Aşkı gerçekçi bir pencereden resmeden La La Land, müzikal sevmeyenlerin kalbinde bile özel bir yer tutuyor. Yönetmen koltuğunda Damien Chazelle’in oturduğu filmin başrollerini ise Ryan Gosling ve Mia rolüyle ilk En İyi Kadın Oyuncu Oscar’ını kapan Emma Stone paylaşıyor.
When Harry Met Sally

Romantik film denince akla ilk gelen filmlerden olan Rob Reiner yönetmenliğindeki When Harry Met Sally, üniversite mezuniyeti sonrası tesadüfen bir yolculuğa çıkan Harry ve Sally’nin dostlukla başlayıp zamanla romantik bir yola sapan (daha doğrusu sapmamaya çalışan) ilişkilerine odaklanıyor. Yıllar boyunca arkadaşlık sınırlarını geçmeye çekinen Harry ve Sally, tüm risk ve engellere rağmen günün sonunda aşkın her şeyden baskın geldiğini samimi bir şekilde gösteriyor.

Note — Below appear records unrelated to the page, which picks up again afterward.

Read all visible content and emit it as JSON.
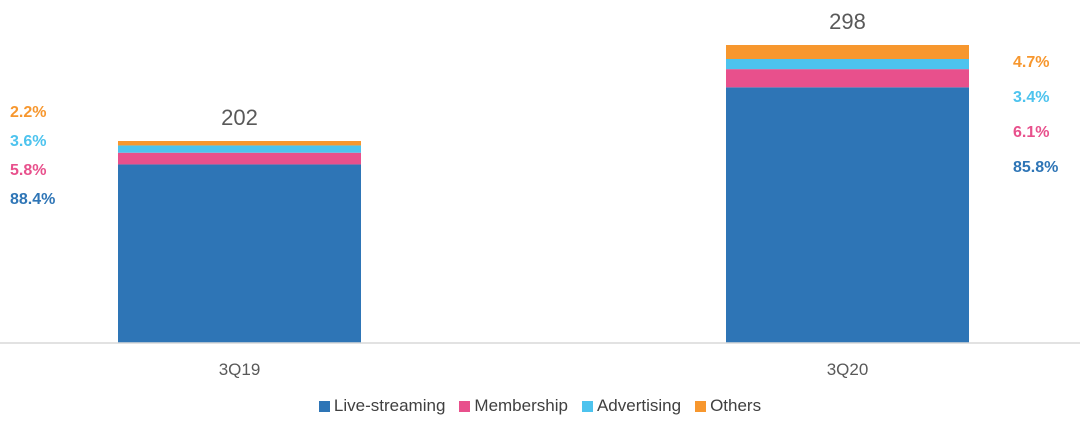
{
  "chart_data": {
    "type": "bar",
    "stacked": true,
    "categories": [
      "3Q19",
      "3Q20"
    ],
    "totals": [
      202,
      298
    ],
    "total_labels": [
      "202",
      "298"
    ],
    "ylim": [
      0,
      320
    ],
    "grid": false,
    "legend_position": "bottom",
    "series": [
      {
        "name": "Live-streaming",
        "color": "#2E75B6",
        "pct": [
          88.4,
          85.8
        ],
        "labels": [
          "88.4%",
          "85.8%"
        ]
      },
      {
        "name": "Membership",
        "color": "#E8508C",
        "pct": [
          5.8,
          6.1
        ],
        "labels": [
          "5.8%",
          "6.1%"
        ]
      },
      {
        "name": "Advertising",
        "color": "#4DC3EE",
        "pct": [
          3.6,
          3.4
        ],
        "labels": [
          "3.6%",
          "3.4%"
        ]
      },
      {
        "name": "Others",
        "color": "#F7972E",
        "pct": [
          2.2,
          4.7
        ],
        "labels": [
          "2.2%",
          "4.7%"
        ]
      }
    ]
  }
}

Billy Crystal ve romantik komedinin prensesi Meg Ryan’a Carrie Fiesher ve Bruno Kirby’nin eşlik ettiği 1989 yapımı When Harry Met Sally, günümüzde bir klasik olarak kabul ediliyor.
Casablanca

Rick Blaine, İkinci Dünya Savaşı sırasında Casablanca’da bir gece kulübü işletmektedir. Halinden memnun gibi görünen Rick, Nazi karşıtı direniş lideri kocası Victor ile kaçmakta olan eski aşkı Ilsa ile yeniden karşılaşmasıyla kendisi zor bir ikilemin ortasında bulur.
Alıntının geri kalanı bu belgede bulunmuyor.